This is a simple demo based on the code found here:
https://wandb.ai/mostafaibrahim17/ml-articles/reports/An-Introduction-to-Audio-Classification-with-Keras--Vmlldzo0MDQzNDUy

Loading and encoding all the data takes about 90 minutes on a CPU. Let's start our investigation by loading up all the file names and picking some species that are well represented to examine more closely.

In [1]:
import arrow
import glob
import os
import pandas as pd

PATHNAME = '/kaggle/input/birdclef-2024/train_audio/*/*.ogg'

files_df = pd.DataFrame(data=list(glob.glob(pathname=PATHNAME, recursive=True)), columns=['file'])
files_df['short name'] = files_df['file'].apply(func=os.path.basename)
files_df['species'] = files_df['file'].apply(func=lambda x: x.split('/')[-2])
print('file count: {}'.format(len(files_df)))
time_start = arrow.now()
print('{} done'.format(arrow.now() - time_start))

file count: 24459
0:00:00.000152 done


In [2]:
files_df['species'].nunique()

182

We have a lot of classes and they are not all equally well represented, so let's look at the top classes.

In [3]:
from plotly import express
express.histogram(data_frame=files_df['species'].value_counts().to_frame().head(n=30).reset_index(), x='species', y='count')

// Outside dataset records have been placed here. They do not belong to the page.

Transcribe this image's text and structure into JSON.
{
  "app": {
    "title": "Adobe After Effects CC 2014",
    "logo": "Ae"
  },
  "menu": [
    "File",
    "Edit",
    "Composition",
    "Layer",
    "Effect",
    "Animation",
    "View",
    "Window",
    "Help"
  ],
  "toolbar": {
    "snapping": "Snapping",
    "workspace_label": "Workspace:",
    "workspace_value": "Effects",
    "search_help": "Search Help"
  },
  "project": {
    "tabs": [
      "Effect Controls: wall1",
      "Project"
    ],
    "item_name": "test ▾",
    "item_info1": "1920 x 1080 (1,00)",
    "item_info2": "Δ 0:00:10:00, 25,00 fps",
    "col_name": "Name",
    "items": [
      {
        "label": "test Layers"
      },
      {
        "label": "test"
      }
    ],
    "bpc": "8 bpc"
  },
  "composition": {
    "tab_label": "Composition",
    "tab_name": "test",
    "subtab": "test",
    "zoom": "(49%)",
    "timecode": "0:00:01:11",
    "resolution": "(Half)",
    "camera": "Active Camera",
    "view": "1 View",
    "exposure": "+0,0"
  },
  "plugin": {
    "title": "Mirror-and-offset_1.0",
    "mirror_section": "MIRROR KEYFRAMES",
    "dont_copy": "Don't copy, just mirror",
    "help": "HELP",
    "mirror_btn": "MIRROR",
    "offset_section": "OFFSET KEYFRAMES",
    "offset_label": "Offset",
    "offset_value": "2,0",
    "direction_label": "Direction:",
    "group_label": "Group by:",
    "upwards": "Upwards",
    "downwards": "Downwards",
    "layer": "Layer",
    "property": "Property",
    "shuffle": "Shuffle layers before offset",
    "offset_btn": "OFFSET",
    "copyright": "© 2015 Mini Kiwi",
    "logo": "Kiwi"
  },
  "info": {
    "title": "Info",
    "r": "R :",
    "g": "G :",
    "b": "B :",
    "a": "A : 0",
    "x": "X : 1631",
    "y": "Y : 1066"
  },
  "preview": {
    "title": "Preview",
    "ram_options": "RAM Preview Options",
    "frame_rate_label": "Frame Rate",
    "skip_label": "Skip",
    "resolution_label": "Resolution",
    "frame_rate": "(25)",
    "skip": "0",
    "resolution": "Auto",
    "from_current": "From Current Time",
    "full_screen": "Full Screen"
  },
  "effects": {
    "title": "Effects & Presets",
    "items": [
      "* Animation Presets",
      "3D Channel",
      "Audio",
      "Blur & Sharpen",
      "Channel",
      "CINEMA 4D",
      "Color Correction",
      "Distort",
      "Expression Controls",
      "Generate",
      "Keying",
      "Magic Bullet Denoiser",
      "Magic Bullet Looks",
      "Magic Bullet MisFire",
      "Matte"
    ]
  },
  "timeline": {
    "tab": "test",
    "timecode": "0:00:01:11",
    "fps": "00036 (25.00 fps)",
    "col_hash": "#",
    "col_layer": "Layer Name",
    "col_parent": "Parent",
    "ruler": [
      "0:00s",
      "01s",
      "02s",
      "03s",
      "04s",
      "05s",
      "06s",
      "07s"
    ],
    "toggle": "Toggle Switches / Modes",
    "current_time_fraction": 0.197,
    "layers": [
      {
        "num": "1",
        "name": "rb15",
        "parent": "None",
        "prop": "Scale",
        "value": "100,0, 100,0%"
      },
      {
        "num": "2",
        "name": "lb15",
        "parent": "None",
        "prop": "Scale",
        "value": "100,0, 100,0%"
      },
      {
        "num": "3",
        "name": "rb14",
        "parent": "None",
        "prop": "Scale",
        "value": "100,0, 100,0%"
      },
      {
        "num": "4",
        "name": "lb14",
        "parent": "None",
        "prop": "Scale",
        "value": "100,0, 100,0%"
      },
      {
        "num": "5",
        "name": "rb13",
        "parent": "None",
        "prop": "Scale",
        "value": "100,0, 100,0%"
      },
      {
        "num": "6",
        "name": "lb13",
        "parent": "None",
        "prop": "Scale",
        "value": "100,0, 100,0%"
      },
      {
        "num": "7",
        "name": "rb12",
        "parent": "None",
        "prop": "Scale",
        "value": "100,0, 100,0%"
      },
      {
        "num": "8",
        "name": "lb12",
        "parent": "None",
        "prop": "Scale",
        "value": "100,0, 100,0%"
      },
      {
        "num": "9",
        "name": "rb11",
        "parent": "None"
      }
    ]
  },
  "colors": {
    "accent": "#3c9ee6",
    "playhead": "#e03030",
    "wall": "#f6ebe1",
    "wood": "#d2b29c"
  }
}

Let's start with a top quantile.

In [4]:
import arrow
import librosa
import numpy as np
import os
import pandas as pd
from glob import glob

SAMPLE_RATE = 22050
SPECIES = files_df['species'].value_counts().head(n=22).index.tolist()
MFCC = 40 # this is a lot of features; do we need them all?

def load_data(metadata):
    features = []
    labels = []
    count = 0
    for index, row in metadata[metadata['species'].isin(SPECIES)].iterrows():
        file_path = row['file']
        audio, sample_rate = librosa.load(file_path, sr=SAMPLE_RATE)
        mfccs = librosa.feature.mfcc(y=audio, sr=SAMPLE_RATE, n_mfcc=MFCC)
        mfccs_scaled = np.mean(mfccs.T, axis=0)
        features.append(mfccs_scaled)
        labels.append(row['species'])
        if count > 0 and count % 1000 == 0:
            print('{}: row: {} file: {}'.format(arrow.now() - time_start, index, row['short name']))
        count += 1
    return np.array(features), np.array(labels)

time_start = arrow.now()
features, labels = load_data(metadata=files_df)
print('{} data load complete'.format(arrow.now() - time_start))

0:03:03.734303: row: 2193 file: XC603386.ogg
0:05:51.877765: row: 5526 file: XC500457.ogg
0:08:28.179878: row: 7774 file: XC650350.ogg
0:13:10.320006: row: 9998 file: XC748166.ogg
0:15:46.414380: row: 11545 file: XC591023.ogg
0:19:04.861299: row: 14304 file: XC550542.ogg
0:21:49.808727: row: 15554 file: XC181196.ogg
0:30:15.670521: row: 16865 file: XC782753.ogg
0:32:49.908951: row: 18702 file: XC215034.ogg
0:36:25.510222: row: 22763 file: XC142466.ogg
0:39:45.494087 data load complete


In [5]:
import arrow
from keras.utils import to_categorical
from sklearn.preprocessing import LabelEncoder

time_start = arrow.now()
encoder = LabelEncoder()
labels_onehot = to_categorical(encoder.fit_transform(labels))
print('{} encoded labels'.format(arrow.now() - time_start))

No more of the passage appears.